Condividi tramite

Configurare le chiavi gestite dal cliente del modulo di protezione hardware per DBFS usando il portale di Azure

  • Articolo

Nota

Questa funzionalità è disponibile solo nel piano Premium.

È possibile usare il portale di Azure per configurare la propria chiave di crittografia per crittografare l'account di archiviazione dell'area di lavoro. Questo articolo descrive come configurare la propria chiave dal modulo di protezione hardware gestito di Azure Key Vault. Per istruzioni sull'uso di una chiave da insiemi di credenziali di Azure Key Vault, vedere Configurare chiavi gestite dal cliente per DBFS usando il portale di Azure.

Importante

L'insieme di credenziali delle chiavi deve trovarsi nello stesso tenant di Azure dell'area di lavoro di Azure Databricks.

Per altre informazioni sulle chiavi gestite dal cliente per DBFS, vedere Chiavi gestite dal cliente per la radice DBFS.

Creare un modulo di protezione hardware gestito di Azure Key Vault e una chiave HSM

È possibile usare un modulo di protezione hardware gestito di Azure Key Vault esistente o crearne uno nuovo e attivarne uno nuovo : Effettuare il provisioning e attivare un modulo di protezione hardware gestito usando l'interfaccia della riga di comando di Azure. Il modulo di protezione hardware gestito di Azure Key Vault deve avere la protezione ripulitura abilitata.

Per creare una chiave HSM, seguire Creare una chiave HSM.

Preparare l'account di archiviazione dell'area di lavoro

  1. Passare alla risorsa del servizio Azure Databricks nella portale di Azure.

  2. Nel menu a sinistra, in Automazione, selezionare Esporta modello.

  3. Fare clic su Distribuzione.

  4. Fare clic su Modifica modello, cercare prepareEncryptione modificare l'insieme di credenziali in modo da true digitare. Ad esempio:

      "prepareEncryption": {
           "type": "Bool",
           "value": "true"
        }

  5. Fare clic su Salva.

  6. Fare clic su Rivedi e crea per distribuire la modifica.

  7. A destra, in Informazioni di base fare clic su Visualizzazione JSON.

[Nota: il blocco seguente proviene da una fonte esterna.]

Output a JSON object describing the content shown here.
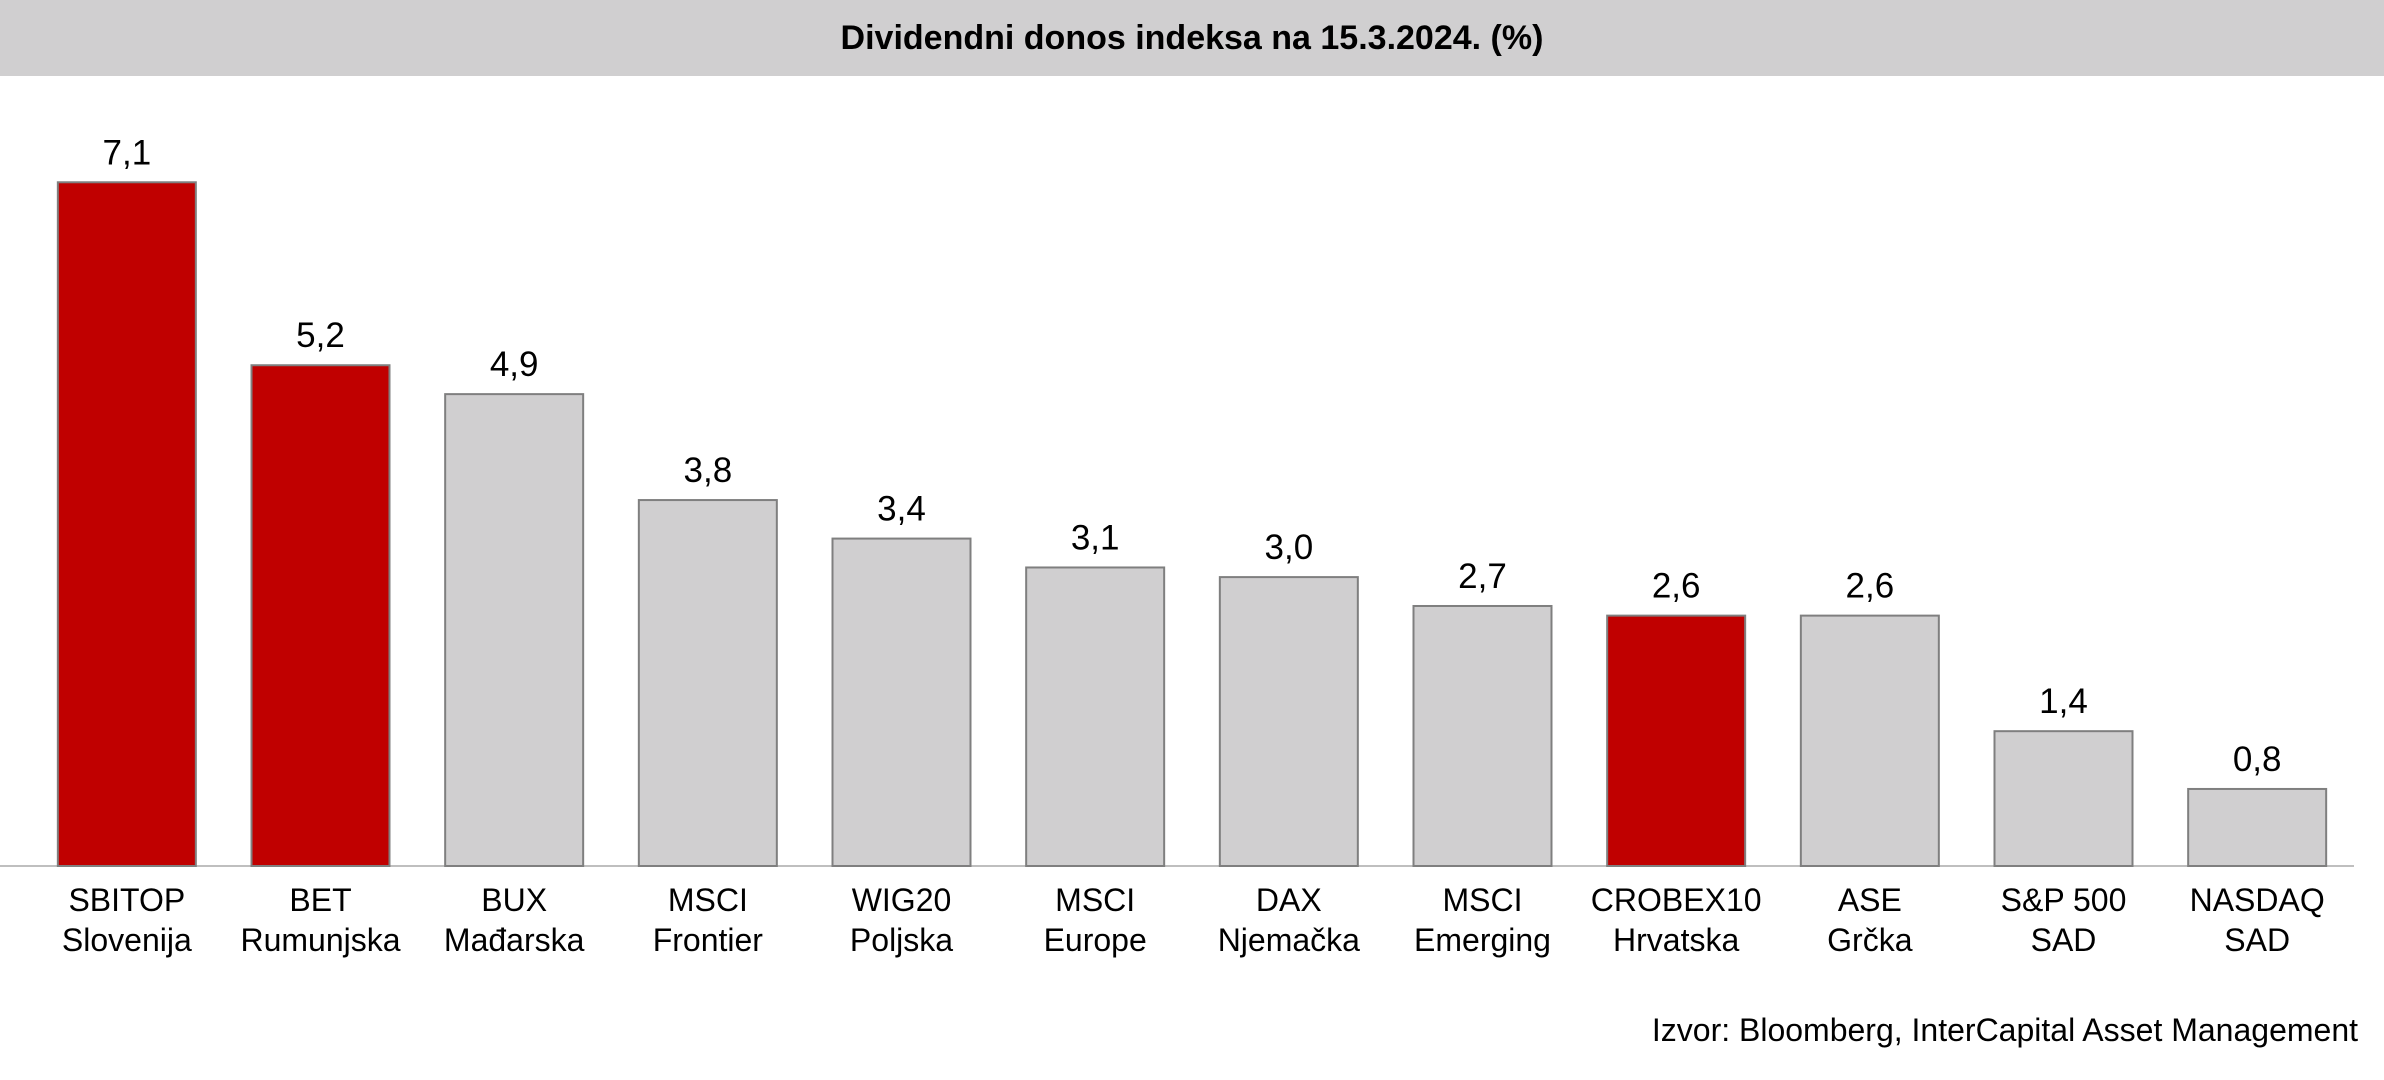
{
  "chart_data": {
    "type": "bar",
    "title": "Dividendni donos indeksa na 15.3.2024. (%)",
    "xlabel": "",
    "ylabel": "",
    "categories": [
      [
        "SBITOP",
        "Slovenija"
      ],
      [
        "BET",
        "Rumunjska"
      ],
      [
        "BUX",
        "Mađarska"
      ],
      [
        "MSCI",
        "Frontier"
      ],
      [
        "WIG20",
        "Poljska"
      ],
      [
        "MSCI",
        "Europe"
      ],
      [
        "DAX",
        "Njemačka"
      ],
      [
        "MSCI",
        "Emerging"
      ],
      [
        "CROBEX10",
        "Hrvatska"
      ],
      [
        "ASE",
        "Grčka"
      ],
      [
        "S&P 500",
        "SAD"
      ],
      [
        "NASDAQ",
        "SAD"
      ]
    ],
    "values": [
      7.1,
      5.2,
      4.9,
      3.8,
      3.4,
      3.1,
      3.0,
      2.7,
      2.6,
      2.6,
      1.4,
      0.8
    ],
    "value_labels": [
      "7,1",
      "5,2",
      "4,9",
      "3,8",
      "3,4",
      "3,1",
      "3,0",
      "2,7",
      "2,6",
      "2,6",
      "1,4",
      "0,8"
    ],
    "highlighted": [
      true,
      true,
      false,
      false,
      false,
      false,
      false,
      false,
      true,
      false,
      false,
      false
    ],
    "ylim": [
      0,
      7.8
    ],
    "grid": false,
    "legend": "none",
    "colors": {
      "highlight": "#c00000",
      "default": "#d0cfd0",
      "bar_border": "#7f7f7f",
      "axis": "#bfbfbf"
    }
  },
  "source": "Izvor: Bloomberg, InterCapital Asset Management"
}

  8. storageAccountIdentityCercare e copiare .principalId

Configurare l'assegnazione di ruolo modulo di protezione hardware gestito

  1. Passare alla risorsa del modulo di protezione hardware gestito nella portale di Azure.
  2. Nel menu a sinistra, in Impostazioni, selezionare Controllo degli accessi in base al ruolo locale.
  3. Fare clic su Aggiungi.
  4. Nel campo Ruolo selezionare Managed HSM Crypto Service Encryption User (Utente crittografia del servizio di protezione hardware gestito).
  5. Nel campo Ambito selezionare All keys (/).
  6. Nel campo Entità di sicurezza immettere l'oggetto principalId dell'account di archiviazione dell'area di lavoro nella barra di ricerca. Selezionare il risultato.
  7. Cliccare su Crea.
  8. Nel menu a sinistra, in Impostazioni, selezionare Chiavi e selezionare la chiave.
  9. Nel campo Identificatore chiave copiare il testo.

Crittografare l'account di archiviazione dell'area di lavoro usando la chiave HSM

  1. Passare alla risorsa del servizio Azure Databricks nella portale di Azure.
  2. Nel menu a sinistra, in Impostazioni, selezionare Crittografia.
  3. Selezionare Usa la propria chiave, immettere l'identificatore di chiave del modulo di protezione hardware gestito e selezionare la sottoscrizione che contiene la chiave.
  4. Fare clic su Salva per salvare la configurazione della chiave.

Rigenerare (ruotare) le chiavi

Quando si rigenera una chiave, è necessario tornare alla pagina Crittografia nella risorsa del servizio Azure Databricks, aggiornare il campo Identificatore chiave con il nuovo identificatore di chiave e fare clic su Salva. Questo vale per le nuove versioni della stessa chiave e per le nuove chiavi.

Importante

Se si elimina la chiave usata per la crittografia, non è possibile accedere ai dati nella radice DBFS.